By doing the above, you only need the one method and you can successfully validate both cases.

Answer 4

Why not use a regex?

Canadian postal code as regular-expression

Your two given formats for Canadian postal code have a pattern. This can be expressed as regular expression (regex):

regex	example match	variant
[A-Z]\d[A-Z]\d[A-Z]\d	A1A1A1	without spaces
[A-Z]\d[A-Z]\s\d[A-Z]\d	A1A1 A1	with a space between parts

Where:

• [A-Z] represents an uppercase letter A through Z
• \d represents a digit from 0 to 9
• \s represents a whitespace character

Improved regex, test the demo on regex101:

^[A-Z]\d[A-Z]\d\s?[A-Z]\d$

• Surround the regex with ^ and $ to match complete line from start (^) to end ($)
• The added qunatifier on \s means zero or one whitespace (\s?). Can also replace by using the greedy quantifier * for zero or multiple (any).

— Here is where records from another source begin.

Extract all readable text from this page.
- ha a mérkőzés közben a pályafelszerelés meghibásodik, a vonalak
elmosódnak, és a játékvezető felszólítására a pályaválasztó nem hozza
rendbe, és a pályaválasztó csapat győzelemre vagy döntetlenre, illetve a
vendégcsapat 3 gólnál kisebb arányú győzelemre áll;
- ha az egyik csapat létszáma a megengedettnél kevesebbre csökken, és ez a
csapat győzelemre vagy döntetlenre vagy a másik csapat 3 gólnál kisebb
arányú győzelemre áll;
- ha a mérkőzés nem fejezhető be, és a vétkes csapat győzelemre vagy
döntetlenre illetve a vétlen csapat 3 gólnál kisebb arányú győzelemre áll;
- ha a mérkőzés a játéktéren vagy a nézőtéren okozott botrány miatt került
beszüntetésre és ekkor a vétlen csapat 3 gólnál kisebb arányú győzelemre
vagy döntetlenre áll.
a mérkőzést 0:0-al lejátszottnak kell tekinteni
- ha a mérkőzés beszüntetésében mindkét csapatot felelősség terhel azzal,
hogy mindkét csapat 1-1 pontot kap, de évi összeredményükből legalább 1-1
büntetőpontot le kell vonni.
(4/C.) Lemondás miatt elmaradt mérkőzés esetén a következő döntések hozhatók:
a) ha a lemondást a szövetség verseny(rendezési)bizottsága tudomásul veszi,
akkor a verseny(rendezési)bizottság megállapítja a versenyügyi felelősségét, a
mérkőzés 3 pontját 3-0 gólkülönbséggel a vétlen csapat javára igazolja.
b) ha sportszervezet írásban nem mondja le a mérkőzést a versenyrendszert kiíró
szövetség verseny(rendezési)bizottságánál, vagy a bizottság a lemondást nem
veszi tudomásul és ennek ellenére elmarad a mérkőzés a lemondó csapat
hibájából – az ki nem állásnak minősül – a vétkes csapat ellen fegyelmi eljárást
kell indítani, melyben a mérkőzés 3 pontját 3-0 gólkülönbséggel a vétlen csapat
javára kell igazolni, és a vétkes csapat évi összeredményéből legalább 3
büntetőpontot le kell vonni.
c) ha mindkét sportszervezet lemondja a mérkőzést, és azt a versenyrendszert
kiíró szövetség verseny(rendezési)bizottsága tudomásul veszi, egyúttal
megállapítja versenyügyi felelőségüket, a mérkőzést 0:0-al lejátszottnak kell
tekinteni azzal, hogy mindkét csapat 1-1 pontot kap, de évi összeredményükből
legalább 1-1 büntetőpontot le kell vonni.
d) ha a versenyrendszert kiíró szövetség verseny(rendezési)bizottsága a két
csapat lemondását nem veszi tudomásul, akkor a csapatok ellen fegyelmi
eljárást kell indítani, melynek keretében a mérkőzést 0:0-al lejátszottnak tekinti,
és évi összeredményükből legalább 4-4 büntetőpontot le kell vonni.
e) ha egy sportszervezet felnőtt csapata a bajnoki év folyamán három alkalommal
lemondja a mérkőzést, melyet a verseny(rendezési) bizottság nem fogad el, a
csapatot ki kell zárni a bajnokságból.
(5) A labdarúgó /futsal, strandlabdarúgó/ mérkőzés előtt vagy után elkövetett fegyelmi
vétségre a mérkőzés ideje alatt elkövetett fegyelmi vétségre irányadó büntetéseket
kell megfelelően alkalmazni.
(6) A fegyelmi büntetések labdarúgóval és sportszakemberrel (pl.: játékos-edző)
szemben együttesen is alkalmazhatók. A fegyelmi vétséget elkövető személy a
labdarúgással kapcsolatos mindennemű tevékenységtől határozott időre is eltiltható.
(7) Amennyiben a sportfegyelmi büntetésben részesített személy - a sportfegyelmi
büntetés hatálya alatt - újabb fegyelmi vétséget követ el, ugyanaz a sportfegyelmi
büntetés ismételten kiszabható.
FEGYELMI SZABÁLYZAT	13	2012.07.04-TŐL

Using this regex together with String.matches(regex) you can validate easily:

public static boolean isValidCanadianPostcode(String input) {
  return input.matches("^[A-Z]\\d[A-Z]\\d\\s?[A-Z]\\d$");
}

Note: For a correct regex inside a Java string we need to escape each backslash by another one (e.g. \s becomes \\s).

Answer 5

I would just use a regular expression here:

boolean isPostalCodeValid (String postalcode) {
    return postalcode.matches("^\\w\\d\\w\\d\\w\\d|\\w\\d\\w\\s\\d\\w\\d$"));
}

Demo here:

ideone

Answer 6

    public class validatePostalCodeTest {
    public static void main(String[] args) {
        Scanner kb = new Scanner(System.in);
        System.out.println("Please enter a Postcode:");
        while (kb.hasNext()){
            String posCode = kb.next();

            if (posCode.length()== 7){
                boolean valid = true;
                    char a = posCode.charAt(0);
                    char b = posCode.charAt(2);
                    char c = posCode.charAt(4);
                    char d = posCode.charAt(1);
                    char e = posCode.charAt(5);
                    char f = posCode.charAt(6);
                    char g = posCode.charAt(3);
                    if(! Character.isLetter(a))
                        valid = false; 
                    else if (! Character.isLetter(b))
                        valid = false;
                    else if (! Character.isLetter(c))
                        valid = false;
                    else if (! Character.isDigit(d))
                        valid = false;
                    else if (! Character.isDigit(e))
                        valid = false;
                    else if (! Character.isDigit(f))
                        valid = false;
                    else if (! Character.isWhitespace(g))
                        valid = false;

                if (valid) System.out.println("\nValid");
                else System.out.println("\nInvalid");
            }
            else if (posCode.length()== 6){
                boolean valid = true;
                    char a = posCode.charAt(0);
                    char b = posCode.charAt(2);
                    char c = posCode.charAt(4);
                    char d = posCode.charAt(1);
                    char e = posCode.charAt(3);
                    char f = posCode.charAt(5);
                    if(! Character.isLetter(a))
                        valid = false; 
                    else if (! Character.isLetter(b))
                        valid = false;
                    else if (! Character.isLetter(c))
                        valid = false;
                    else if (! Character.isDigit(d))
                        valid = false;
                    else if (! Character.isDigit(e))
                        valid = false;
                    else if (! Character.isDigit(f))
                        valid = false;

                if (valid) System.out.println("\nValid");
                else System.out.println("\nInvalid");
            }
else{
System.out.println("\nInvalid Length");
}

            System.out.println("\nPlease enter a Postcode:");
        }
        System.out.println("Program ending due to end-of-file");
    }

    }

Please try the above logic.I have optimized it.